Lovers’ Rock, traditionally Oak Bluffs’ most photographed rock, is also missing, at least from view. As early as 1873, the huge boulder was a popular sunbathing spot, accessible at low tide, near Waban Park. Uncounted families and gatherings of summer folk were photographed upon it over the years, and it traditionally marked the starting line for swimming races to nearby Sea View pier (for which Ernest West of Vineyard Haven took home the $15 first prize in 1882), or to Highland Wharf a mile away (which three swimmers completed in 30 minutes in 1900).

Lovers’ Rock was buried in the summer of 1973 in an erosion control project along Seaview Avenue. “I remember the beach refurbishment well,” recalls Casey Reagan of Oak Bluffs. “Town Beach had eroded to practically nothing, so O.B. got a federal grant to rebuild the beach. Loads and loads of big construction trucks brought tons of sand and dirt from the O.B. dump. There were mountains of orange dirt on the beach as high or higher than Seaview Avenue. Then they spread it out far into the water. That must have been when they buried Lover’s Rock. The water turned orange, and when you went swimming you got a kind of orange tint to your skin. It seemed kind of gross, but by the next summer the sand was pretty much white, except way up on the beach near the seawall.” Unable to move Lovers’ Rock, the engineers had decided to bury it where it lay. Today, a modest granite slab on the beach marks the interment of this former landmark.
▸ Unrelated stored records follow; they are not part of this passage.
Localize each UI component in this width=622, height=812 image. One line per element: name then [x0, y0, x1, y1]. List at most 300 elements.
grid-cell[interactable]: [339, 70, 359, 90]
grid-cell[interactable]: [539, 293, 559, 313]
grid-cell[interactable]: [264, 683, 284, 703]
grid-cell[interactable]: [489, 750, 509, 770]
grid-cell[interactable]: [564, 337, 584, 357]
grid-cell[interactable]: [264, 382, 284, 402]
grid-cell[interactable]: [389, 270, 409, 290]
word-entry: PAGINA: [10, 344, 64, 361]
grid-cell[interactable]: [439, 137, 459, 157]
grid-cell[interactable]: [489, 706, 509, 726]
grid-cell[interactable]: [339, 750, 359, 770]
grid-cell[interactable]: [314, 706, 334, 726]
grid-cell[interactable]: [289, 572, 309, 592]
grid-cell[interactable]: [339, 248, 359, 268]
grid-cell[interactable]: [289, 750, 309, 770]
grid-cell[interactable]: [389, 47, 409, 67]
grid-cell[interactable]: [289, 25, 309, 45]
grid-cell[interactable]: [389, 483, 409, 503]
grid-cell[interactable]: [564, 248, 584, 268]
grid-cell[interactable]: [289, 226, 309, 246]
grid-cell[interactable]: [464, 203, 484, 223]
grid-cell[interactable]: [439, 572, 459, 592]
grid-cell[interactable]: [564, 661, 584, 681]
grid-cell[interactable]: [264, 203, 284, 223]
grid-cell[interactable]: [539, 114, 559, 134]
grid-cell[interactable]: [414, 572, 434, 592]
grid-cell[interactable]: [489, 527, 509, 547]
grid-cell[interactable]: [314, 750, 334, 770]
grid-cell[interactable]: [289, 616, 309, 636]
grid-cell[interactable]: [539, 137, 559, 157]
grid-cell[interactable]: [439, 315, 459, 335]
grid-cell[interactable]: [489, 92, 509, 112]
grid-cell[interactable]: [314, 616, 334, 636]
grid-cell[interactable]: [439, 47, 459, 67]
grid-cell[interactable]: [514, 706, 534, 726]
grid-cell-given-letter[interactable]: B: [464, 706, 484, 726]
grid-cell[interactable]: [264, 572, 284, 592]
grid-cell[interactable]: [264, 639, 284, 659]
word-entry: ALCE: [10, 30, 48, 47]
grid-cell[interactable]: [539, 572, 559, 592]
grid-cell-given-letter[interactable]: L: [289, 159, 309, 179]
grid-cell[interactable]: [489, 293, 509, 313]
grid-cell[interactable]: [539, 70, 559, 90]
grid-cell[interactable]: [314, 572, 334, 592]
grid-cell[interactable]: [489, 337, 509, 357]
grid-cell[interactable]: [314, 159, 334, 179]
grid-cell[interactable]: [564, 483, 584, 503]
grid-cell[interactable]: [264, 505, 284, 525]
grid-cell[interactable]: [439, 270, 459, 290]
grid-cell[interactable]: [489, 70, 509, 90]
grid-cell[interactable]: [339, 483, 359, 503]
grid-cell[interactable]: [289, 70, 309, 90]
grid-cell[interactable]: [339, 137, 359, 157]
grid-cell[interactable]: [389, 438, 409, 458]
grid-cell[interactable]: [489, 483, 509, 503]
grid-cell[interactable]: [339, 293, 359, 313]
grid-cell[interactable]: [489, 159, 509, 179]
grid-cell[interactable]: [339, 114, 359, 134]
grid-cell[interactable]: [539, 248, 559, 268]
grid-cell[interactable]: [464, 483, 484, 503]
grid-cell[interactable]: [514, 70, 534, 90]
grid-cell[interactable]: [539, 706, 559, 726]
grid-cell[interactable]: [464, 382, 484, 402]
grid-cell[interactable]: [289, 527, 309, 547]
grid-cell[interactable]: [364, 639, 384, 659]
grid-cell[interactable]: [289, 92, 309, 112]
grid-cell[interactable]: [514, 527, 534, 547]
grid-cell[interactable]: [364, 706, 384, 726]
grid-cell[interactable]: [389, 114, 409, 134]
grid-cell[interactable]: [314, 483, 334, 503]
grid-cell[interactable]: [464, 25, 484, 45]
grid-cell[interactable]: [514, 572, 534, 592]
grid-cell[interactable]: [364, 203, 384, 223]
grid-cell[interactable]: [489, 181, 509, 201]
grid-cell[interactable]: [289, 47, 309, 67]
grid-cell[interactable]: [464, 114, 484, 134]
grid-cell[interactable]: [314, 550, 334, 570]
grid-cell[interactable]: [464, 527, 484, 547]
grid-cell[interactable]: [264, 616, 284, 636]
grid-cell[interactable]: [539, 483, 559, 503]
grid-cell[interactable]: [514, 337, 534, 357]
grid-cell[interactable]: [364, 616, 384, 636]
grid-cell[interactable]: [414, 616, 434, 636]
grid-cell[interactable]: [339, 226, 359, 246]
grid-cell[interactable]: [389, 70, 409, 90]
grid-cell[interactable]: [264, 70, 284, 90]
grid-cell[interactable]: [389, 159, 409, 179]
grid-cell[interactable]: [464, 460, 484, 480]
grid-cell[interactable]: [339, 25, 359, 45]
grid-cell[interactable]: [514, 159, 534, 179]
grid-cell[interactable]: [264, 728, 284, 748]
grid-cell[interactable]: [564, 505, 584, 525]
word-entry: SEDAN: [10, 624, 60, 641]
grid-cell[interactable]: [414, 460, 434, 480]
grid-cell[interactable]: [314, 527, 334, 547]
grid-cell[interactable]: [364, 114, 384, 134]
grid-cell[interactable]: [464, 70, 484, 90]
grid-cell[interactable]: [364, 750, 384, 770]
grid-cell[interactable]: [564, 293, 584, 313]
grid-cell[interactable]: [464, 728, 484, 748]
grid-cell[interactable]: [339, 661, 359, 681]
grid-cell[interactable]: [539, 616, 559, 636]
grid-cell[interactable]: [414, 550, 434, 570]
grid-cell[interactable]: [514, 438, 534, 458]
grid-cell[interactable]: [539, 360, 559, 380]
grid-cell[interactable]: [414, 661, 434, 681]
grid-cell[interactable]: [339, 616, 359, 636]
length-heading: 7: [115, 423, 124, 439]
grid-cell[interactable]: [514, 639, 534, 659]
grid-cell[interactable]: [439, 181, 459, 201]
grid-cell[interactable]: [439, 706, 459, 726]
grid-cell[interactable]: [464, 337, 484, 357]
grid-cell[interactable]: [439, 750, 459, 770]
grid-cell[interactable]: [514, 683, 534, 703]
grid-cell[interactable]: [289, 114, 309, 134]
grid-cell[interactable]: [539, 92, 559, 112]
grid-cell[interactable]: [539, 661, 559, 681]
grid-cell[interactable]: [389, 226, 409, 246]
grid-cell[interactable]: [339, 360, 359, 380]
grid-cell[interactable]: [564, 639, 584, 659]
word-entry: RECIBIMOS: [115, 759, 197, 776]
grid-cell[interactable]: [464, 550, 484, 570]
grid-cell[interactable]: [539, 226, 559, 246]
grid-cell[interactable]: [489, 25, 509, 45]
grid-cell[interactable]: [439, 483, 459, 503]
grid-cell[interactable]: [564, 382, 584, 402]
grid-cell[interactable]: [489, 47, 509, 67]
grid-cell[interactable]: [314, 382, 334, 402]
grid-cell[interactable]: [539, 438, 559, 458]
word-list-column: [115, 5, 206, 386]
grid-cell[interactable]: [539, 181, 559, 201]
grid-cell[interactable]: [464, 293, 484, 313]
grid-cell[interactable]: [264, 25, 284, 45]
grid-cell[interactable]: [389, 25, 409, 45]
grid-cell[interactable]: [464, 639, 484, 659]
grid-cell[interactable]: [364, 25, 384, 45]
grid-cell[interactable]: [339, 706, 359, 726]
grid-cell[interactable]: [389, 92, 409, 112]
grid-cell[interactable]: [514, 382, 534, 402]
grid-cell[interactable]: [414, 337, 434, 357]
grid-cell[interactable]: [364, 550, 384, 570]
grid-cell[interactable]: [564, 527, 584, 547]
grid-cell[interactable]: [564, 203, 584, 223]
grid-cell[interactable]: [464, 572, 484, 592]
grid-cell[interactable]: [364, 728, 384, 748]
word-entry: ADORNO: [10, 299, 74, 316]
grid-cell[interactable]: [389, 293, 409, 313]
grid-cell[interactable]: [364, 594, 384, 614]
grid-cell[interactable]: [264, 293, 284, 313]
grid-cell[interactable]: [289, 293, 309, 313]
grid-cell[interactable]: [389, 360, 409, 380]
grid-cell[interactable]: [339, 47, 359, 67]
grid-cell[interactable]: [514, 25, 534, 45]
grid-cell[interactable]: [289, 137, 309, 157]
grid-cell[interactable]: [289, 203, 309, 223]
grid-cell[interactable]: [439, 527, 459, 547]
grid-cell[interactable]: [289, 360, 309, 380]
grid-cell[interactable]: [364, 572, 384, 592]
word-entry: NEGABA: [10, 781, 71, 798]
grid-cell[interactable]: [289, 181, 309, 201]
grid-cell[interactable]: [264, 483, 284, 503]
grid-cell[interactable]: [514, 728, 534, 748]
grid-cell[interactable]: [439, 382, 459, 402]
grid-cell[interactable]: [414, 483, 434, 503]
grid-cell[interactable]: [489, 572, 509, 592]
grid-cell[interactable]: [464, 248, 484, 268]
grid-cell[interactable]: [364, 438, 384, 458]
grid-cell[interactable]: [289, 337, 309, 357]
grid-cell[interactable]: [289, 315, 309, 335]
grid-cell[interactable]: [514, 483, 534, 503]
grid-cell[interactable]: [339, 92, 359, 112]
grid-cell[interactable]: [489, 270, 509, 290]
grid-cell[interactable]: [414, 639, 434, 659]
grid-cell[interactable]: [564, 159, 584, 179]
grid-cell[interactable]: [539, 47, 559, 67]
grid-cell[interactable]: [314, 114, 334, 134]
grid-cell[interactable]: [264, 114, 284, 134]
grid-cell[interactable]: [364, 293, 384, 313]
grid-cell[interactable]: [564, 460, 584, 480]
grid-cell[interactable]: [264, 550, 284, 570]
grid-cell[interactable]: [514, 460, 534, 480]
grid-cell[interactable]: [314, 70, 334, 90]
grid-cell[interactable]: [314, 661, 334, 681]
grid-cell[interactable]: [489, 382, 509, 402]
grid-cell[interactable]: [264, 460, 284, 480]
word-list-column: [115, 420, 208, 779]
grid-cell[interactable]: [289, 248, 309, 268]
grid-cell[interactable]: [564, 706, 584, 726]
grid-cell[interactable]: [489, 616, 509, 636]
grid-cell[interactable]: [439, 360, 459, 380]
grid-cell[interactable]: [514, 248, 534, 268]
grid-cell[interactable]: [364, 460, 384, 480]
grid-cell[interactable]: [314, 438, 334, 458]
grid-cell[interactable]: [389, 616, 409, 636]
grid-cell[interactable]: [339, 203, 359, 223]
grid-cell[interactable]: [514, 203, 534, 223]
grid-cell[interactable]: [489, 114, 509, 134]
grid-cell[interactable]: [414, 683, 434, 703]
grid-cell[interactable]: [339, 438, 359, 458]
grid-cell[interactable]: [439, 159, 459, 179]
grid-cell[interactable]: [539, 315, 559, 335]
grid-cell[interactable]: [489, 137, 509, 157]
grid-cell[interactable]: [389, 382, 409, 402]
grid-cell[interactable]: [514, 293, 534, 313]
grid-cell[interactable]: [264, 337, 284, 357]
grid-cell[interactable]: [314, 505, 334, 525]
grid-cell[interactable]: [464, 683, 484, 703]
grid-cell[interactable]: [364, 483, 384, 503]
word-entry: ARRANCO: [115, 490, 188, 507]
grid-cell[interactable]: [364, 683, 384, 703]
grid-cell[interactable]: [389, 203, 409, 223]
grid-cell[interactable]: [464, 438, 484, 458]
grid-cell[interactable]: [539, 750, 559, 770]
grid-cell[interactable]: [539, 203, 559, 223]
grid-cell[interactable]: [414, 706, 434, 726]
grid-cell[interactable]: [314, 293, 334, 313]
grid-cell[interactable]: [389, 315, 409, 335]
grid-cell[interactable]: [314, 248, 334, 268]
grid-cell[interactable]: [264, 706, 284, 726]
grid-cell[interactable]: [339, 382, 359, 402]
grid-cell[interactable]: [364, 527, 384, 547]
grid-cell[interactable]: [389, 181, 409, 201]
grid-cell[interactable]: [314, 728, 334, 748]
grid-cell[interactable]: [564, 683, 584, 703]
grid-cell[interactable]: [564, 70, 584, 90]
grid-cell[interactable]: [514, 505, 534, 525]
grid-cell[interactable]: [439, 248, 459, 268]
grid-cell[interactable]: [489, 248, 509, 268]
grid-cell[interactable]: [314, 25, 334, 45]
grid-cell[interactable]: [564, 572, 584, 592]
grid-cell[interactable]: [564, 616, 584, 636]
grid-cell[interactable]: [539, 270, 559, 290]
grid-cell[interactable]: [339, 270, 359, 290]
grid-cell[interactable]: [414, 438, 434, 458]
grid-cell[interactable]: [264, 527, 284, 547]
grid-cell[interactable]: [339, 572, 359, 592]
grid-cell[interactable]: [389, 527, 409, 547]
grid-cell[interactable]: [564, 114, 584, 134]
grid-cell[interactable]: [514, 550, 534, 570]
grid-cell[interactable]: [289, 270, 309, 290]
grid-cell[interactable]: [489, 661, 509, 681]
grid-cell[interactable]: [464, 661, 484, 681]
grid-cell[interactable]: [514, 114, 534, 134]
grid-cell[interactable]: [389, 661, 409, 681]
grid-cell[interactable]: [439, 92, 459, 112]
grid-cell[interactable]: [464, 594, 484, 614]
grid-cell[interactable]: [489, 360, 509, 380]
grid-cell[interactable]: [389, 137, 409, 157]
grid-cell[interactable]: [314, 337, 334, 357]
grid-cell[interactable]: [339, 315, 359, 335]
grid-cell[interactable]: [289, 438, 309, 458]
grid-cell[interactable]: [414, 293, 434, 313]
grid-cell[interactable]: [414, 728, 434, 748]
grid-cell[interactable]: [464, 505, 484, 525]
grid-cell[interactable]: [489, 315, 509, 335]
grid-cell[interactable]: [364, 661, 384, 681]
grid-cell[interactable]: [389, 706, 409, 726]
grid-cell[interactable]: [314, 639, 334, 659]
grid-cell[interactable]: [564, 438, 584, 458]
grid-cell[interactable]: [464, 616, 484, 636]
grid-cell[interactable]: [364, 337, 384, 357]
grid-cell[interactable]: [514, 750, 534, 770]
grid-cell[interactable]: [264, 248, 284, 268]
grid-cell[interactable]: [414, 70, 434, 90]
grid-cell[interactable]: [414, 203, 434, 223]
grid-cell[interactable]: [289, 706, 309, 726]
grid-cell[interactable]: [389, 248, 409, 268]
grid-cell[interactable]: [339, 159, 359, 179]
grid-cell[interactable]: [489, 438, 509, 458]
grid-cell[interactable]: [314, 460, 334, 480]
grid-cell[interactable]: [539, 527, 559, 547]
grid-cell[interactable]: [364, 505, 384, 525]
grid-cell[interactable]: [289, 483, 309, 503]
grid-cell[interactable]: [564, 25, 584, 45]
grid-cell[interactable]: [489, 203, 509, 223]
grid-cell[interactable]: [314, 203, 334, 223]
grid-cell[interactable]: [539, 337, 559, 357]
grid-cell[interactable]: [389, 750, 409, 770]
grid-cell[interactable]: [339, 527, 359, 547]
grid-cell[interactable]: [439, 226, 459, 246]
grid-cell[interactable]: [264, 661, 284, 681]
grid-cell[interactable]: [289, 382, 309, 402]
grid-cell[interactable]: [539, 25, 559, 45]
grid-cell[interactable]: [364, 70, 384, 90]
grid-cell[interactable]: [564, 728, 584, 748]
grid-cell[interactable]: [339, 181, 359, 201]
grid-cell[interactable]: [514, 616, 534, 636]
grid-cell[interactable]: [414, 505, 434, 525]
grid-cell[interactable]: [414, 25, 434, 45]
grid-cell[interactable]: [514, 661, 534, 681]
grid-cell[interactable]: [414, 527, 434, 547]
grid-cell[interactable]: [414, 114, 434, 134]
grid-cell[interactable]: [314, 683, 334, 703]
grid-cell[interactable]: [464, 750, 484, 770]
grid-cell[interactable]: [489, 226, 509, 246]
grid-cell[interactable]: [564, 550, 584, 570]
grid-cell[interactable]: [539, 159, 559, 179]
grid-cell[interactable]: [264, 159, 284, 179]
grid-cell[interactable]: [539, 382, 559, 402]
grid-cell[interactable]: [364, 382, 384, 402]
Edgartown has Three-Cornered Rock, which can be found in Pennywise Preserve off Eighteenth Street. The triangular boulder, once a surveying landmark, lies near the intersection of Dr. Fisher’s Path and an ancient way known as Three-Cornered Rock Path.

Chappaquiddick once had a stone known as “Momachegins Rock,” located somewhere on the southeast side of that isle, and mentioned in at least one early 18th century deed. Eleanor Mayhew, in her 1956 Vineyard history, curiously refers to an unnamed boulder by the site of the old Meeting House on Sampson’s Hill, “which anchored the Huxford bull one Sunday to keep the Peases out of church” — a tale that sounds like it needs to be found again.

A visitor to Chappaquiddick in 1807 remarked on an unusual erratic on the northwest side of the isle: “On the island of Chabaquiddic, there is said to be a rock, which, on every side, drives the needle from the pole.” The rock, he said, “possesses a strong magnetick quality: it attracts the needle of the compass, and fixes it south-west and north-east. Pieces broken from it retain the quality but a short time.”

But the most storied rock on Chappy is the so-called Blue Rock. Modern sources claim that it is on the southern part of Poucha Pond, on The Trustees of Reservations property. Charles Hine, in his 1908 book, “The Story of Martha’s Vineyard,” refers to a pot of pirate’s gold buried underneath it. It is guarded, Hine reports, by no less than a ghost ship crewed by animated, glowing skeletons. There are many versions of the tale, but most involve a Vineyard farmer (sometimes named Trapp) who secretly witnessed the burial, often accompanied by lurid, supernatural flames. In some versions, the pirate was Captain Kidd himself; in others, it was a pirate who settled afterward on the Island and established a “respectable family.” One tale, repeated in an 1890 New York Evening Post article, suggested that Captain Kidd cut an “inscription” 40 feet below the “huge elephantine-backed rock.” “I suppose not a youngster that ever grew up on the island has not dug for gold,” added the newspaper. “There is not a rod of ground about this rock that has not been turned up and down to the sea level.”

Erratum: Bill Austin of Vineyard Land Surveying mentions one big Chilmark rock I forgot to list in the last article: Elephant Rock, off Tilton Farm Road, off Middle Road. “Peter Colt Josephs showed it to me in the ’80s,” he recalls.